Sweet Briar students return to campus this week — classes begin on Thursday — and the summer, at least for those in the academic world, comes officially to a close. Meanwhile, here is a wonderful (and long and eloquent) 2008 interview with Marilynne Robinson from The Paris Review, in which she talks about Housekeeping, her first novel, and also about Gilead and Home.
In answer to the question of what she feels is most important to teach students of writing, she offers the following advice: “What they have to do first,” Robinson says, “is interact in a serious way with what they’re putting on a page. When people are fully engaged with what they’re writing, a striking change occurs, a discipline of language and imagination.”

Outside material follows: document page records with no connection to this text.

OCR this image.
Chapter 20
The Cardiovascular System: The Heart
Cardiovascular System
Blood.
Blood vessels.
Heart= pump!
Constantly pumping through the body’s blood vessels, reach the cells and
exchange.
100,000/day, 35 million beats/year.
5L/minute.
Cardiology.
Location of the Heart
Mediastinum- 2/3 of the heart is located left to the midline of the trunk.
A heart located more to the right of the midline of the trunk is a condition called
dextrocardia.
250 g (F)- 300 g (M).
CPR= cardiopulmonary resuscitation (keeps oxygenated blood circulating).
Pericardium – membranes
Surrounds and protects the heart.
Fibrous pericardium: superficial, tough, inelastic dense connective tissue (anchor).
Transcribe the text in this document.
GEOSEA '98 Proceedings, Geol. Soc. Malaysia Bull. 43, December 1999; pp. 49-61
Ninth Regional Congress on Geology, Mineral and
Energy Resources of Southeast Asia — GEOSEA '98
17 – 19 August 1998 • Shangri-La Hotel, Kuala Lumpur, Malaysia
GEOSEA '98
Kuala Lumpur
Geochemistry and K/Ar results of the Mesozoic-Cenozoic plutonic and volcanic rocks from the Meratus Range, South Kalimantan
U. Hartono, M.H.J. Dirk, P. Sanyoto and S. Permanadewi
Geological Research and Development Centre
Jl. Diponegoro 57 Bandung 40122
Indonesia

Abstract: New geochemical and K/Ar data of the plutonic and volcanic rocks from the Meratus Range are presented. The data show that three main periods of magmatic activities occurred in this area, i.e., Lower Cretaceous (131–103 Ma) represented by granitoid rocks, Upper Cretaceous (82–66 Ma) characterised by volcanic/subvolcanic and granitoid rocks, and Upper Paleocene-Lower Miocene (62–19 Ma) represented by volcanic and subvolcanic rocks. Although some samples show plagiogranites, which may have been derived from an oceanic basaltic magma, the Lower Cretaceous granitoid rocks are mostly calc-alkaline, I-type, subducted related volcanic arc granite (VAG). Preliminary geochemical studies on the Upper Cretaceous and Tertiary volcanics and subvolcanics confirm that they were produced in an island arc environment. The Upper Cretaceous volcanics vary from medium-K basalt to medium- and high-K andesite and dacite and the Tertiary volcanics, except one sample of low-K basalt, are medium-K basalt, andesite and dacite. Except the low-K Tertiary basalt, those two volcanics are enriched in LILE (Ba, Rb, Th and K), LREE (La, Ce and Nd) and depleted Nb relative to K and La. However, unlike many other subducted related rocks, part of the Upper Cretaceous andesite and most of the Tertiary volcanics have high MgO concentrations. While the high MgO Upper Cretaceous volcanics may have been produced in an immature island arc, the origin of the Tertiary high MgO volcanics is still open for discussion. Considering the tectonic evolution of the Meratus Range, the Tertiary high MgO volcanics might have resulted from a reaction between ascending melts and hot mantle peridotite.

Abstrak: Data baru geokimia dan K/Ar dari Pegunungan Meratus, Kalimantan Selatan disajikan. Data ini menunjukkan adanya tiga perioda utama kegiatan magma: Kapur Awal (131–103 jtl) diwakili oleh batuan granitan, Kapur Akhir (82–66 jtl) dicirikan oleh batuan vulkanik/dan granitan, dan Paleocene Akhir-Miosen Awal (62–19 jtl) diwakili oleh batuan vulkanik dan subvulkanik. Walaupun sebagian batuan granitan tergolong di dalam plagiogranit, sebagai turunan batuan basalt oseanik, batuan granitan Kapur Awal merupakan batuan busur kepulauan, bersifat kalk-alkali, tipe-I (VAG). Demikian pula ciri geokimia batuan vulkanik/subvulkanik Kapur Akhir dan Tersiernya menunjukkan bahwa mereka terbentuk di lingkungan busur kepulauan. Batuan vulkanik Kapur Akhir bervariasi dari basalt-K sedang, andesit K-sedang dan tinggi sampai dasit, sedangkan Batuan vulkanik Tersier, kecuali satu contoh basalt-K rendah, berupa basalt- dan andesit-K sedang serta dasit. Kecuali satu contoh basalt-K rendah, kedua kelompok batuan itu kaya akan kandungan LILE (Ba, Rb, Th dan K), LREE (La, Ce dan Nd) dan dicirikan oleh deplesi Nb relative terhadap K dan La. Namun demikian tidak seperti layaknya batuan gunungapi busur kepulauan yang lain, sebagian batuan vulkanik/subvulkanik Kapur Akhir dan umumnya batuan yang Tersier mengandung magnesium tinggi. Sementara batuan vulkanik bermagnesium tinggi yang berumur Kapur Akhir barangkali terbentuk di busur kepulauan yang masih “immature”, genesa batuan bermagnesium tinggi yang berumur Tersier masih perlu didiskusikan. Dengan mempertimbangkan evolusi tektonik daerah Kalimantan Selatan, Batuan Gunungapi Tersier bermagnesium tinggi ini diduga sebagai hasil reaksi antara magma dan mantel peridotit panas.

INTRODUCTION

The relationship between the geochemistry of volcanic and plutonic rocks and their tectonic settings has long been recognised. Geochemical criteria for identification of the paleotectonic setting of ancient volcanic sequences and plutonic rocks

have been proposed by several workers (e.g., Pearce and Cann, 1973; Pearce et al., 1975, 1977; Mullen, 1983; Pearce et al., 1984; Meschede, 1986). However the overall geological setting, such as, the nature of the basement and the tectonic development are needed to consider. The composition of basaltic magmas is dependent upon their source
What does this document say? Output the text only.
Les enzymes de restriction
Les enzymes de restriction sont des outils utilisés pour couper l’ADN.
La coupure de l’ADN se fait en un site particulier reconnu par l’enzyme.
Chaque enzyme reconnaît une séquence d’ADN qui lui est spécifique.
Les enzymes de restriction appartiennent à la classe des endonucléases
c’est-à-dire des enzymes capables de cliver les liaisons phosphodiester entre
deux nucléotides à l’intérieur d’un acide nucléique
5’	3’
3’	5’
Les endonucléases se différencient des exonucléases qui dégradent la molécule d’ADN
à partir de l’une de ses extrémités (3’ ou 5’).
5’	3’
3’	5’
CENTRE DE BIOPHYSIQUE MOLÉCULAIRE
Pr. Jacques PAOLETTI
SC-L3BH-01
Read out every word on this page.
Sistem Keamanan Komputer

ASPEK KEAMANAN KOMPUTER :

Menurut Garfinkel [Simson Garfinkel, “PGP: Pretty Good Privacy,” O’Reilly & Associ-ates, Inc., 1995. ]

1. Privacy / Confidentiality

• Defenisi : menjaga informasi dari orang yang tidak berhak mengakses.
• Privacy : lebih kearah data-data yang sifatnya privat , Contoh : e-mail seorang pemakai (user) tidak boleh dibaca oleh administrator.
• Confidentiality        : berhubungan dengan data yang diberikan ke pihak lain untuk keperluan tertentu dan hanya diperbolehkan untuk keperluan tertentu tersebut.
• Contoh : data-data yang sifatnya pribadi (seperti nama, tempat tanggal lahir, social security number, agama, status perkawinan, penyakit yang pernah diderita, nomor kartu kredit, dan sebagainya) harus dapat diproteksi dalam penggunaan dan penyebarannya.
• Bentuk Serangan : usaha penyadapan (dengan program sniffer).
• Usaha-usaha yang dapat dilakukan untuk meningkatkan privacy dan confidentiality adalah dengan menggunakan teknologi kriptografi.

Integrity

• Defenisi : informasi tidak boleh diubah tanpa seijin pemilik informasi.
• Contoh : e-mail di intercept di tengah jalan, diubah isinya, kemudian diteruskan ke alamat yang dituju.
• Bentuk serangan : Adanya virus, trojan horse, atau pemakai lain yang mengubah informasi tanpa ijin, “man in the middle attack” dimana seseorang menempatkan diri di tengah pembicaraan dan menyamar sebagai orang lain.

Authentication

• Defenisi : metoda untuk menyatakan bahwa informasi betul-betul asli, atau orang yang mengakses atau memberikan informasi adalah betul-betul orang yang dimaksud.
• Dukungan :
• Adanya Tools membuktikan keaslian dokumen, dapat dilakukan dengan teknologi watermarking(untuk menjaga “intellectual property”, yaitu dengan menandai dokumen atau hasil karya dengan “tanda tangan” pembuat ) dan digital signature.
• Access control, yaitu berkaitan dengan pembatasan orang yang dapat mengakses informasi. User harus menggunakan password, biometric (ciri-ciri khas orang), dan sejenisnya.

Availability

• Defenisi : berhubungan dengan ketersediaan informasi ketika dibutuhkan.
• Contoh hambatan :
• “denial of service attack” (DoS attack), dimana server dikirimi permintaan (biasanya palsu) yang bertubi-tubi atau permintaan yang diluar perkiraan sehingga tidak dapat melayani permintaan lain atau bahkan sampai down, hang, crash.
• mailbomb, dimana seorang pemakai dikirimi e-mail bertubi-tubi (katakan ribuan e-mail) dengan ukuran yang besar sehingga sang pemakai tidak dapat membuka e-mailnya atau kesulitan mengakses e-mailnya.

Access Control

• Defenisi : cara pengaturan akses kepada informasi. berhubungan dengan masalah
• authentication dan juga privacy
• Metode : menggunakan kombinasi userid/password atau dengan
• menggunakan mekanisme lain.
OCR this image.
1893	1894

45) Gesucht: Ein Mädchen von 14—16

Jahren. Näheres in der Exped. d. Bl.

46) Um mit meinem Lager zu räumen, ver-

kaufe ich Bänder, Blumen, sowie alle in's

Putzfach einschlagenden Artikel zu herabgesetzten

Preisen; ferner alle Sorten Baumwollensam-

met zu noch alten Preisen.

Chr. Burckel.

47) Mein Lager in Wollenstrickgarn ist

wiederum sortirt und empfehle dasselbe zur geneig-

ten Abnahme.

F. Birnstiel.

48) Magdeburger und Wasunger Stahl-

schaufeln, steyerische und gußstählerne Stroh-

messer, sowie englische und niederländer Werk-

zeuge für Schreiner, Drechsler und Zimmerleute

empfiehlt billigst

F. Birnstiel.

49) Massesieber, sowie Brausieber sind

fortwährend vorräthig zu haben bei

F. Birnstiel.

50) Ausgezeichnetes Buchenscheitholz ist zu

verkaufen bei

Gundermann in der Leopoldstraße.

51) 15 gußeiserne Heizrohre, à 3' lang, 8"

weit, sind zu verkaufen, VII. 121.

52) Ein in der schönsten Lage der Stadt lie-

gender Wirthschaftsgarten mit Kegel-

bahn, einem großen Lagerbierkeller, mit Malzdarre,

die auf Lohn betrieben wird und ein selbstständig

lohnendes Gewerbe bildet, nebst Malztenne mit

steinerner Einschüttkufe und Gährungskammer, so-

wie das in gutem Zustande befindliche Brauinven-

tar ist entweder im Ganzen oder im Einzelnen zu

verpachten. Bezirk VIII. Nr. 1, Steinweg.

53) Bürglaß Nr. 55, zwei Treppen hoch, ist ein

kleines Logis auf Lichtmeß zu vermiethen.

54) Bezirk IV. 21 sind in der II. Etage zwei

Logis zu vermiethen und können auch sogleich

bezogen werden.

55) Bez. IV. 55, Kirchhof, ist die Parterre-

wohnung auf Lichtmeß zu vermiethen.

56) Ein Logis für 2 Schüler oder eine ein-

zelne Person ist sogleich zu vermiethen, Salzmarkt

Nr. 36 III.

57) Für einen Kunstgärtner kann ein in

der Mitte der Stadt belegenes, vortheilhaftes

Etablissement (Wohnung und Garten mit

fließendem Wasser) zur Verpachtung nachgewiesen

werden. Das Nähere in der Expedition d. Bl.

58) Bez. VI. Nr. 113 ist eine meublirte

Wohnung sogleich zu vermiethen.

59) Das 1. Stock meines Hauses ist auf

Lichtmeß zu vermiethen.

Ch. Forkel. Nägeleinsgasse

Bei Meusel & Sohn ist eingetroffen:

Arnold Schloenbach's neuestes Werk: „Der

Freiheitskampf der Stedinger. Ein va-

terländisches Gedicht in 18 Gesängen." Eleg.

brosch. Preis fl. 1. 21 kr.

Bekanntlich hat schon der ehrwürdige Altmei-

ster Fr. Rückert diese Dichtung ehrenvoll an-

There are a great many reasons that young students might fail to “interact in a serious way,” as Robinson says, with what they’re writing. Chief among those reasons, perhaps, is fear — fear of failure, fear of appearing foolish, fear of revealing oneself too fully. Fear probably trumps lack of time and energy, as well as lack of talent and initiative, as explanations for why a story doesn’t get written. (Actually, YouTube and Facebook are right up there, as well.)
In any case, there is no such thing as being truly fearless, I think, but courage is a fine companion for any journey, including the start of a semester. So as the academic year begins, I wish for the writers here (and everywhere) the will and the bravery to be “fully engaged.”